Wake Forest Institute develops 3D bioprinter that makes transplantable human ear

The process is called ITOP, for Integrated Tissue and Organ Printer. But until now, a major stumbling block has been the scale of the printed structures.

3D printing has been helpful in making plastic knick knacks, action figures, braces for broken arms and phone cases, and now is going to help in making new ears and other organs.

Both biodegradable plastic materials which form the tissue structure and water-based gels that house the cells were deposited by this printer.

Other 3D printers don’t work at such a precise or small scale to do what Atala’s team needed, which was to effectively mimic capillaries in order to keep the cell-laden hydrogels from deteriorating.

Researchers at Wake Forest Baptist Medical Center have taken this latter path to engineering structures of adequate size and strength to implant in the human body. The advantage of such implantations would be that it will reduce the organ rejection syndrome as the printed tissue will come from the patient and it can also be built to have the same shape and structure as it did before.

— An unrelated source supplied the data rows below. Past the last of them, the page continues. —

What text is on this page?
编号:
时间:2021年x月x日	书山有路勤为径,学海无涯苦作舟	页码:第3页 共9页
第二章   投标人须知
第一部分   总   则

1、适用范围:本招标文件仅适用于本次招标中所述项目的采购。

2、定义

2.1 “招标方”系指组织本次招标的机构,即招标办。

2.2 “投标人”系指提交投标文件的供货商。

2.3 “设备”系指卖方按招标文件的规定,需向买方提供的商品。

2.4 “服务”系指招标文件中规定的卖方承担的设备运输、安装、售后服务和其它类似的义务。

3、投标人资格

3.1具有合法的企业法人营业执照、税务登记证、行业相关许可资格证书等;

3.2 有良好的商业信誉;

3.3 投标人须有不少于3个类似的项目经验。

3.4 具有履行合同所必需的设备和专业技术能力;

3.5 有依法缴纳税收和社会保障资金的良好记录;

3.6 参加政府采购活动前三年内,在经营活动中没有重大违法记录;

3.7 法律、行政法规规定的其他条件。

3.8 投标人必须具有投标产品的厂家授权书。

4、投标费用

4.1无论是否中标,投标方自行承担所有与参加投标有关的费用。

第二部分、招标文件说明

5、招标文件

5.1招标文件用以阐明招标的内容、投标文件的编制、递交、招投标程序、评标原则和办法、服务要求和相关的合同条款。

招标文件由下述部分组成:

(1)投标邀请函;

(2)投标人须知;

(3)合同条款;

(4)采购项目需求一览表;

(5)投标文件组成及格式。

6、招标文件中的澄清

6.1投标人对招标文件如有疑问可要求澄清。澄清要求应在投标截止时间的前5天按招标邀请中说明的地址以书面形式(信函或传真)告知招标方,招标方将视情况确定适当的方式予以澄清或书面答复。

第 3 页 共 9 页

Using a sophisticated 3D printer, a team of researchers at the Wake Forest University Institute for Regenerative Medicine has created living human body parts, including ears. This device is capable of producing stable human tissue constructs of all shapes. ‘Demonstrating three different tissue-like structures, which they’ve implanted into animal models is a great demonstrator of what can be achieved with current technology if you can package it all together in one unit, ‘ he says.

Researchers using a bioprinter, described Monday in Nature Biotechnology, say that they’ve found a way to manufacture living muscle, bone and cartilage.

The researchers have spent the last 10 years developing the ITOP system.

A 3D bioprinting system developed at Wake Forest School of Medicine can produce bone, cartilage, and skeletal muscle at clinically relevant sizes, shapes, and structural integrity.

Now, scientists at Wake Forest Institute for Regenerative Medicine have hit a new landmark in the field of 3-D printing and human health. Before they can be implanted in humans, the printed parts will need be monitored longer, to know how well they will perform in a body after years of wear. This, combined with micro-channels that allow nutrients and oxygen from the body to permeate the structure, allows the system to remain alive while it develops a system of blood vessels. Most importantly, these early results indicate that the structures have the right size, strength and function for use in humans.

“Future development of the integrated tissue-organ printer is being directed to the production of tissues for human applications, and to the building of more complex tissues and solid organs”, Atala continued. When these structures were implanted in animals, they grew into functional tissue and created a system of blood vessels. They planted muscle tissue within rats and observed nerve formation within two weeks.